For the past eight years, Baer has been on a standard death row inmate schedule at the Indiana State Prison. He and the 10 other death row prisoners are sequestered in a separate cell area, away from the general population. They have limited interaction with one another.
Baer usually wakes up about 3 a.m. and checks through his belongings. Breakfast comes an hour later.
Starting about 6 a.m., Baer is allowed four hours of time outside his cell to shower, go outside or exercise. The rest of the time is spent in his cell. Baer occupies himself by watching television and caring for his cat, Lucky.
Keeping a pet is a privilege earned at the Indiana State Prison by inmates with good behavior. Baer says he’s not sure it’s a privilege he deserves, but Lucky has given him a sense of responsibility and something to look forward to each day.
Baer is trying to find answers for what he’s done, so he has sought medical care. He’s been diagnosed as bipolar and takes four different medications daily to help stabilize his moods. Sometimes they help. Sometimes they don’t. He also sees a psychiatrist every Tuesday.
“I need answers. I need to understand why I did those things,” Baer says. “Normal people don’t do things like that. I don’t claim to be fine and normal, but I was raised with common sense.”
Baer claims to have embraced Christianity in prison. He has several Bibles in his cell. He says he prays regularly and asks for forgiveness, knowing his crimes could be unforgivable.

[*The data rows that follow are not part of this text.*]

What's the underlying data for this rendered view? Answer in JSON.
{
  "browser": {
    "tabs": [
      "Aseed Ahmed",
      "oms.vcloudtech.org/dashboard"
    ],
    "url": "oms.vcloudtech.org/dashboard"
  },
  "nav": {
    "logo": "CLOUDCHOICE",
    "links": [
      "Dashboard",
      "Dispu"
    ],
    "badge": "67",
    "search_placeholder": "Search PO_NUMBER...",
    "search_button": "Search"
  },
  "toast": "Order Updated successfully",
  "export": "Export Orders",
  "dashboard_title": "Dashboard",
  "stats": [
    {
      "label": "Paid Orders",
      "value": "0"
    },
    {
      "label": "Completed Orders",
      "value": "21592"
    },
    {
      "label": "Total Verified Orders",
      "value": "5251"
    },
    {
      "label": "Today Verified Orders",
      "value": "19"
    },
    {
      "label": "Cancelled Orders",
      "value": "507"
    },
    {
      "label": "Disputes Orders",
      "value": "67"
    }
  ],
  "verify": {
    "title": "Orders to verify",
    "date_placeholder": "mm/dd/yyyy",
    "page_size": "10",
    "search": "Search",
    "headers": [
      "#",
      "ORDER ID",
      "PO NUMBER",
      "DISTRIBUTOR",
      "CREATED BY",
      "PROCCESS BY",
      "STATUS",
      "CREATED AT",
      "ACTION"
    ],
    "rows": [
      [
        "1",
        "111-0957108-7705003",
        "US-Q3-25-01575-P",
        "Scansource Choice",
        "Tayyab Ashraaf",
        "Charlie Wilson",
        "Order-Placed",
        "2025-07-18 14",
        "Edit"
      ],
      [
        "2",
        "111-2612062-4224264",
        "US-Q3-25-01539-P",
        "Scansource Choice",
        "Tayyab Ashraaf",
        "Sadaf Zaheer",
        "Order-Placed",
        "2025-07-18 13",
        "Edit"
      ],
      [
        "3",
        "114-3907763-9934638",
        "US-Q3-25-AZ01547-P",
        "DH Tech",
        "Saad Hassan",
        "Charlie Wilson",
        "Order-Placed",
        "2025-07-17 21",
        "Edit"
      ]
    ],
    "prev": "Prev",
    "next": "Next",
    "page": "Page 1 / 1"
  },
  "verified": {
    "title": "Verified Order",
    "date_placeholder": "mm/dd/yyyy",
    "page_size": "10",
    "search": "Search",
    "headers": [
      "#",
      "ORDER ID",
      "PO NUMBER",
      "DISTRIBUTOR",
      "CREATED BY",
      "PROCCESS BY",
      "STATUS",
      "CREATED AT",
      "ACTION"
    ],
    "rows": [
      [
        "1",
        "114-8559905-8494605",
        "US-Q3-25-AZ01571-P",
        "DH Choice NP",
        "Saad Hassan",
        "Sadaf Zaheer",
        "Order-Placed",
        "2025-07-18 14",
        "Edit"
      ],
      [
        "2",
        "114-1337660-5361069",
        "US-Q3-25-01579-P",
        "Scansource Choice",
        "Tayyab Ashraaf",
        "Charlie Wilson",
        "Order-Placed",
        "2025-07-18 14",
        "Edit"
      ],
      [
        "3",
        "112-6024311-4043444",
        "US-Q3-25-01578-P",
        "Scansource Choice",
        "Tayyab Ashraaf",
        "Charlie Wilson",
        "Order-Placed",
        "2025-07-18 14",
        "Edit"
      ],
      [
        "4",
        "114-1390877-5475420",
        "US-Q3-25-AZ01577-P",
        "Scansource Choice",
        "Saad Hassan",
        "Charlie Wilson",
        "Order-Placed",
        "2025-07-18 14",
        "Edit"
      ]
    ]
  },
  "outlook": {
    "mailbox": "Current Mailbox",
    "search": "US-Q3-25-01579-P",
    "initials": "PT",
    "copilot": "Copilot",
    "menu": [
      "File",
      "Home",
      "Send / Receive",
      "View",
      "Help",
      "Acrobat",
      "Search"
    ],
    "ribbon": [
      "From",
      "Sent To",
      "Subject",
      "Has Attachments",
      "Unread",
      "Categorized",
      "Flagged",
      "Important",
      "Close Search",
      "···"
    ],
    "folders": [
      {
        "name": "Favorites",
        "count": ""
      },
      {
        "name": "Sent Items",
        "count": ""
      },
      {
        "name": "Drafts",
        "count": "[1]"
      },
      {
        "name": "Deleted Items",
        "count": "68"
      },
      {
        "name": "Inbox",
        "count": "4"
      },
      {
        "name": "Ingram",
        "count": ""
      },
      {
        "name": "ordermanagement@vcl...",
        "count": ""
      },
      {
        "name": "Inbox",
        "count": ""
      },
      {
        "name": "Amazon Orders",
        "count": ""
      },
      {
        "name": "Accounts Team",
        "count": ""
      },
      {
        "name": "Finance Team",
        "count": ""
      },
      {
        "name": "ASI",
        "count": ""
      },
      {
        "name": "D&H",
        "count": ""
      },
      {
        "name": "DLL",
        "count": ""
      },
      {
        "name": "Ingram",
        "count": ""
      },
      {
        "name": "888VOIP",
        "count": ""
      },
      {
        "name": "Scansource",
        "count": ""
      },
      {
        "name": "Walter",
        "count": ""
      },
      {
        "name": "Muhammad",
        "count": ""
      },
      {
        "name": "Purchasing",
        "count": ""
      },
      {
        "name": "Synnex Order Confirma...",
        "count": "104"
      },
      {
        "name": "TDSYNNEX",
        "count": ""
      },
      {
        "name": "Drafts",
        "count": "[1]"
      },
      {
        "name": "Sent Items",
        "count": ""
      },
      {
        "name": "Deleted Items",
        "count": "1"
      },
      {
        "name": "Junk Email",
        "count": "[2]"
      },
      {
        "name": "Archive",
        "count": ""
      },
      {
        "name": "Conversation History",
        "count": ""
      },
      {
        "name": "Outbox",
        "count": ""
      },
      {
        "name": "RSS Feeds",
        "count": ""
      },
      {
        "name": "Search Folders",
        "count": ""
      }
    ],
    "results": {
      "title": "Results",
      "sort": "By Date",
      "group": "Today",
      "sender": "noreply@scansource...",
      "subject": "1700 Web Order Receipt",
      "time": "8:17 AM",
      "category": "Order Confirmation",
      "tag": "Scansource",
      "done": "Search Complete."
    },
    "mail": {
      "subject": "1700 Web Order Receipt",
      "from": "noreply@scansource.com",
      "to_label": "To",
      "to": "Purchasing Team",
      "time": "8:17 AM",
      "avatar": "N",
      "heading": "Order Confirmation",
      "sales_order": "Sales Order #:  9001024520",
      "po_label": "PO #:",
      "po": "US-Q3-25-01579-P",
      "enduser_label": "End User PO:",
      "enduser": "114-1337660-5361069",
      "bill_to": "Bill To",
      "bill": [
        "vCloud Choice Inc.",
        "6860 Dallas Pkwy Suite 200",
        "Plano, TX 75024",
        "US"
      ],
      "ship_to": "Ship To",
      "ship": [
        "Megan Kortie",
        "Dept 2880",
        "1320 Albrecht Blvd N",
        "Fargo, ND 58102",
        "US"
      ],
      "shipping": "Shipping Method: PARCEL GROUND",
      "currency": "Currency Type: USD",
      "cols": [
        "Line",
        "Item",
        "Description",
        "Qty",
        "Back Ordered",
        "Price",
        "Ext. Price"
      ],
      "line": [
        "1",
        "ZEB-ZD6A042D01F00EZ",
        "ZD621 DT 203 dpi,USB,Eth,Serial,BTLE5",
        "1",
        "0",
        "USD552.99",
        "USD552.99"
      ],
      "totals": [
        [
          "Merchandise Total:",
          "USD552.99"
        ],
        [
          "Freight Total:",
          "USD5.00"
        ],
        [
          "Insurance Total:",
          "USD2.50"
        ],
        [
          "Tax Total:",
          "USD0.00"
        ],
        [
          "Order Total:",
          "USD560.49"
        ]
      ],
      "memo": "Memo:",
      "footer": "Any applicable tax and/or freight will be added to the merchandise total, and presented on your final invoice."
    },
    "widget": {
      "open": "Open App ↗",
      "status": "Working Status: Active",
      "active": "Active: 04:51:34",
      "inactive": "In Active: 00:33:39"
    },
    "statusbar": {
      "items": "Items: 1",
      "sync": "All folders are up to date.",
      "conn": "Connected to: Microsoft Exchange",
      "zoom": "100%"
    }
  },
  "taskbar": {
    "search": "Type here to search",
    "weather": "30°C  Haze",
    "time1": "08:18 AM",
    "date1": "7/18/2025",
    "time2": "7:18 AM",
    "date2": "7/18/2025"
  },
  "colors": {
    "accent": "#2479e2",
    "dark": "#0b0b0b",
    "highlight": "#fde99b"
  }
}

Baer has written letters to Clark’s family. But he says he can’t send them because he doesn’t know their mailing addresses. He intends to leave the letters to his attorneys, so they can be passed along after his death.
And Baer waits. He waits for the resolution of the appeals process — or for the day when he decides to give up and accept his fate.
“You try to forget the past. But you can’t,” Baer says. “You’re stuck in the present, and thinking about the future ... whatever future you have left.”